School districts must develop new strategies to prepare students to join a rapidly evolving workforce and to stay in step with the needs of their communities, say superintendents involved in a new effort to help school systems reach those goals.
Through the Public Education Promise, launched this week, five groups of district leaders and experts organized by AASA, the School Superintendents Association, will design resources to help schools launch creative programs, form community partnerships, and communicate their value to a sometimes skeptical public.
“We’ve got these pockets of excellence” in school systems around the country, said David Schuler, AASA’s executive director. “Our goal is to scale that so every student, every parent, every community has that same opportunity.”
The work comes as parents and policymakers emphasize the importance of strong postsecondary pathways, including those that don’t require a four-year degree. It also comes as public schools face increasing competition from private school choice programs, such as tax-credit scholarships administered by states.
Thirty-three percent of respondents to an August Gallup poll said the nation’s schools do a good or excellent job preparing students for college, but just 21% said schools do a good or excellent job preparing students for careers.
To address those concerns, teams assembled through the Public Education Promise will focus on five goals:
- Prioritizing “student-centered learning” by developing instructional strategies and learning opportunities that are engaging and connected to students’ interests and that help them become engaged citizens. For example, a growing number of districts create a “portrait of a graduate” that outlines skills like creativity they aim to instill in students. Others have built cross-disciplinary programs and project-based programs that give students more autonomy to direct their own learning.
- Teaching “the new basics” by giving students opportunities to develop skills they will need in the workplace, such as problem-solving, goal setting, managing stress, and digital literacy.
- Attracting, hiring, retaining, and rewarding “the best people” by exploring staffing models like team teaching, teacher leadership positions, educator apprenticeship programs, and ways to improve employee morale.
- Building “highly engaged family, community, and business partnerships” by collaborating with parents and local organizations to help schools develop meaningful programs in areas like mentorship, tutoring, and extracurricular opportunities. Working with local employers to develop apprenticeships and career pathways will ensure students can develop skills that will enable them to be employed in their community after graduation, superintendents said.
- “Measuring what matters” by identifying measures in addition to traditional standardized-test scores to report students’ progress and strengths and to hold schools accountable for meeting their communities’ needs. “School districts that use multi-measure assessments look at various factors, such as academic performance, course enrollment, out-of-school experiences, attendance, and discipline,” says an outline of the working groups’ priorities. “They can also include measures of essential life skills, such as critical thinking, collaboration, and communication. These data points, used to guide school district offerings, are more likely to indicate whether students are being prepared for the real world.”
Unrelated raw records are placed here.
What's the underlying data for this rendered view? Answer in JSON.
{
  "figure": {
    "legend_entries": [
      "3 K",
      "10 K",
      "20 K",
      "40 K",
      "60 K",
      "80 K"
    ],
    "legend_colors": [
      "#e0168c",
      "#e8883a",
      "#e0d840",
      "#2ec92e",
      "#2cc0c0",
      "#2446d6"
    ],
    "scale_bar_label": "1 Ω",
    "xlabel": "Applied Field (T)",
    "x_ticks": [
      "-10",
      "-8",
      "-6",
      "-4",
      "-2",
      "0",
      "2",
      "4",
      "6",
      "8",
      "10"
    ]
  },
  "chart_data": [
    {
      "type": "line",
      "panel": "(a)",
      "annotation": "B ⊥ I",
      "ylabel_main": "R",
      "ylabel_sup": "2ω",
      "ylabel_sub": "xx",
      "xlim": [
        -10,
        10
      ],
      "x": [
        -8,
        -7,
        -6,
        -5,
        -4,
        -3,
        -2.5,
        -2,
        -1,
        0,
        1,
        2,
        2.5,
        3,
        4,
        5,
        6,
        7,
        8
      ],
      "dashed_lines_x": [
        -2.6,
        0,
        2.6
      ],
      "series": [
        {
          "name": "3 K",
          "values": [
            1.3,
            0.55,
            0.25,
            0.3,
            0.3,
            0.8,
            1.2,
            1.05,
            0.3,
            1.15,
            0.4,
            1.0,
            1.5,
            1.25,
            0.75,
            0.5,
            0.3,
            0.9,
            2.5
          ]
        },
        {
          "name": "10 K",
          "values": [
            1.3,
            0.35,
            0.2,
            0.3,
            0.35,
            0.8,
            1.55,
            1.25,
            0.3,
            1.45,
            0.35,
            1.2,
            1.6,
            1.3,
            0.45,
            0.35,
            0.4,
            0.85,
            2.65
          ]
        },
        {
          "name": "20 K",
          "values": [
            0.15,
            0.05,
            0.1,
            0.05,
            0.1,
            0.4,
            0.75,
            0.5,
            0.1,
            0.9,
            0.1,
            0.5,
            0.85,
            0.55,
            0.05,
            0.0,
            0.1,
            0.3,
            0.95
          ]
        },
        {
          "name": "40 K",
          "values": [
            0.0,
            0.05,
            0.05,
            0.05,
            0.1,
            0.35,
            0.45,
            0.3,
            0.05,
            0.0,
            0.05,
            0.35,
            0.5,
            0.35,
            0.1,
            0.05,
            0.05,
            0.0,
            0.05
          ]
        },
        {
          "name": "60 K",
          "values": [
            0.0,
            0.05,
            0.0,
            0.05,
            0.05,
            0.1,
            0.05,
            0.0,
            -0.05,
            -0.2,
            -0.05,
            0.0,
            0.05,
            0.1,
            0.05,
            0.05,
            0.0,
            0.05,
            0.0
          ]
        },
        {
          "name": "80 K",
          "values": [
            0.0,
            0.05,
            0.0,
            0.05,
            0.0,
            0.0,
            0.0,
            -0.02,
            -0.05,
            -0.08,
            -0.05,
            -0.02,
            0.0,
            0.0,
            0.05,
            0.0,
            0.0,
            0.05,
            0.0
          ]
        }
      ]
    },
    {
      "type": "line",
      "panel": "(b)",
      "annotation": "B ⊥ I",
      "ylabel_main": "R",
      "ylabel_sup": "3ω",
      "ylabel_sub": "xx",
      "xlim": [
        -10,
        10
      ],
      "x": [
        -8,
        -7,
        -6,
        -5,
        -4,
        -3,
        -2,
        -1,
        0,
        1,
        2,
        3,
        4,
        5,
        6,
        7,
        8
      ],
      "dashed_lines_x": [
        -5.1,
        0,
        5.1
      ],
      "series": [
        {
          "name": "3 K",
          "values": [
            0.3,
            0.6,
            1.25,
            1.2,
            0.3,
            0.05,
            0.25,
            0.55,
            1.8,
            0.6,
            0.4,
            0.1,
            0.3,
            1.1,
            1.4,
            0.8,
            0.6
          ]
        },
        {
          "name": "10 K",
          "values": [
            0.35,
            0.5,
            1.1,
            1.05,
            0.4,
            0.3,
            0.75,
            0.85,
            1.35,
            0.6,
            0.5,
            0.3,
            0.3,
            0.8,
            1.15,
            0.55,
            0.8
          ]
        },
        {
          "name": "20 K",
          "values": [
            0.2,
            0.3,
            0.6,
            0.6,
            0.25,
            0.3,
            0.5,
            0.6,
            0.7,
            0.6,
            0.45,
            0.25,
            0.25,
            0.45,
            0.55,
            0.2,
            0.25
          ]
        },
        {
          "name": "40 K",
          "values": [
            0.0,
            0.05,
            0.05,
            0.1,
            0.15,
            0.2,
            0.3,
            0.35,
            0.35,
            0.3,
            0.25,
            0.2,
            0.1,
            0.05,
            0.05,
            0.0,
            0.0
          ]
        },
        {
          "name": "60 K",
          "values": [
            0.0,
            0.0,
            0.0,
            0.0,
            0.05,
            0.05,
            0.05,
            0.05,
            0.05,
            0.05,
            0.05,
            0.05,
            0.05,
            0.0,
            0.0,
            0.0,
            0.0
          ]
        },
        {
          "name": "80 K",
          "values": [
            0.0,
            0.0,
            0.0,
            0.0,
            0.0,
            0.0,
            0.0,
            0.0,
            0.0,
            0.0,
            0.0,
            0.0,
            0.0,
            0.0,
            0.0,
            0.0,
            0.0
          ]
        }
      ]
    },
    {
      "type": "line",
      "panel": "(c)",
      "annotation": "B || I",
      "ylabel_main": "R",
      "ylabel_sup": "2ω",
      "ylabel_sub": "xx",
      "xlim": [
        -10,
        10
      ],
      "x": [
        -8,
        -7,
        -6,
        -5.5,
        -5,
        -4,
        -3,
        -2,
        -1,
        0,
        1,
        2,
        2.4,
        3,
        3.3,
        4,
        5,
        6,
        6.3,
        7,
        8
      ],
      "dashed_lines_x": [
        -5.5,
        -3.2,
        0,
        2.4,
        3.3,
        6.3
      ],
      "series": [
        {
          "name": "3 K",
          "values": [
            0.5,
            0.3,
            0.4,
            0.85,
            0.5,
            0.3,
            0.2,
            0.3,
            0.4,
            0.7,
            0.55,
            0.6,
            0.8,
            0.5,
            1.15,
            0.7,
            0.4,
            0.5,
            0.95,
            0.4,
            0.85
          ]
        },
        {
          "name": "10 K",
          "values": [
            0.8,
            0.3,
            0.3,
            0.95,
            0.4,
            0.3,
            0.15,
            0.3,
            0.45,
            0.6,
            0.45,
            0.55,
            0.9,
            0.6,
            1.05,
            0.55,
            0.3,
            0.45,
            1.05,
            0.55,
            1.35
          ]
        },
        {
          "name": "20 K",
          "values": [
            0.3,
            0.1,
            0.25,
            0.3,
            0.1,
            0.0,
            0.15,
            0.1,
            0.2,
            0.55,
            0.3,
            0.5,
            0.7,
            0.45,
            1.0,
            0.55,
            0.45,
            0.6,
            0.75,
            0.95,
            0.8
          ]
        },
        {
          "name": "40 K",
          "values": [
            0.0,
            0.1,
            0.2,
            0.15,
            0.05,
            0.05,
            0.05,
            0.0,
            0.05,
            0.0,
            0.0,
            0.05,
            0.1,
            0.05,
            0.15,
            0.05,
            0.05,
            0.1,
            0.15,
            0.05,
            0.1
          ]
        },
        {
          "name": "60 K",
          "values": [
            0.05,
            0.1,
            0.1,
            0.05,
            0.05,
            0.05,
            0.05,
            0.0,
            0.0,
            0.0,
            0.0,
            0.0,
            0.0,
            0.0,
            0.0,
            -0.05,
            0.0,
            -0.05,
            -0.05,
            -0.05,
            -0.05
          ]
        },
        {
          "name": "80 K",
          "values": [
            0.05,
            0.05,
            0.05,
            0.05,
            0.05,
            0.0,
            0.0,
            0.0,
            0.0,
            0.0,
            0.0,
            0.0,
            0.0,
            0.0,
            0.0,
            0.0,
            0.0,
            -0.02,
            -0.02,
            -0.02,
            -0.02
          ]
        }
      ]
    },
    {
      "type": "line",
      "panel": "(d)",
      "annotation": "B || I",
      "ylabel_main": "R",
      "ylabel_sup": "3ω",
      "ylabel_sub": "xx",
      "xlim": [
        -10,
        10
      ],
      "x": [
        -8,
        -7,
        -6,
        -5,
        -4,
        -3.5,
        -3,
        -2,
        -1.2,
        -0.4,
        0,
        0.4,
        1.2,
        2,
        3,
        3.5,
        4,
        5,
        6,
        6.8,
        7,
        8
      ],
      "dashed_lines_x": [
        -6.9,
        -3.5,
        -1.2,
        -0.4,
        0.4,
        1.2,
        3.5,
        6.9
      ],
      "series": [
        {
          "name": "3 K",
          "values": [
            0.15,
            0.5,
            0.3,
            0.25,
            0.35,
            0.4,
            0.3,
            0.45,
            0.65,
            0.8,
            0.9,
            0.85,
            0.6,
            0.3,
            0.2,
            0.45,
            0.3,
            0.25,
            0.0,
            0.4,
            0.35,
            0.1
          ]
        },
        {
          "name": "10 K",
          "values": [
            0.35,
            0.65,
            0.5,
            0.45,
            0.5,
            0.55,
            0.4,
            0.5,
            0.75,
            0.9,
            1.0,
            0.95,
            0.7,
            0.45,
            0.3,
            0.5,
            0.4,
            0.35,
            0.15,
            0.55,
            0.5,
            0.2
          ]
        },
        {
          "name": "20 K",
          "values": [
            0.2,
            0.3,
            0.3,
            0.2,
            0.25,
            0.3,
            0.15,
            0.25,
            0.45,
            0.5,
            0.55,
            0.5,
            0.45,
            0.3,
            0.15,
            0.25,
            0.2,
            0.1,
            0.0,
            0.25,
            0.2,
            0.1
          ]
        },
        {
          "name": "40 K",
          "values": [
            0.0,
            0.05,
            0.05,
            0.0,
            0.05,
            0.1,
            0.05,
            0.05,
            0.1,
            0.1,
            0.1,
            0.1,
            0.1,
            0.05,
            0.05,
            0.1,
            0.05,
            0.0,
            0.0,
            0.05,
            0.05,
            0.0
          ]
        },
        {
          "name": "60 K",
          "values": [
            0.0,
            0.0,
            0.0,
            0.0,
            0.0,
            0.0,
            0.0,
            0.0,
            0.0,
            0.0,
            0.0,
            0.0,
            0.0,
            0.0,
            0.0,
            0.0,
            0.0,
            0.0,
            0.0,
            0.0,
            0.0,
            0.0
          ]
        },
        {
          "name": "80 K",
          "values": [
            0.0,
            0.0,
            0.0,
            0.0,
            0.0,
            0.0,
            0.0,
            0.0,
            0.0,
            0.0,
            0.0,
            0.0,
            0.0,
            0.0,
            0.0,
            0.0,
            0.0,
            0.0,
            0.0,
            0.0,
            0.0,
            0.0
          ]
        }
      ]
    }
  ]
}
Superintendents will develop resources to guide other districts
Each of the five working groups will focus on one goal, said Kristine Gilmore, AASA’s chief leadership and learning officer, who organized the panels. Groups met for the first time in September to begin studying successful strategies and identifying key principles that can be adapted across districts depending on size, location, and community need.
“There are a lot of pressures on public schools across the country,” Gilmore said. “We need to systematize this work, not leaving things to chance for our children and our communities.”
The groups hope to offer their first resources to fellow superintendents in January, Gilmore said. For example, the group focused on family and community engagement may offer a tool districts can use to “asset map,” or outline, how they can work with employers, organizations, and community members such as clergy to meet student needs.
Henrico County, Va., Superintendent Amy Cashwell is part of the cohort set to make recommendations on how to “measure what matters.”
“We’ve identified what we want our children to know beyond the core academics: those life skills,” Cashwell said. “We know how to measure whether you can read, do math, and [meet] science competencies, but we don’t always know how to measure these other things.”
Cashwell’s group will explore measuring social-emotional skills, like persevering in problem-solving. They may also study innovative school accountability measures that, for example, report indicators like how many students participate in after-school programs and extracurriculars, to demonstrate school success.
“We want to offer resources so that any superintendent in a district—small or big, rural, suburban, or otherwise—will be able to have takeaways to reshape their work for the better,” she said.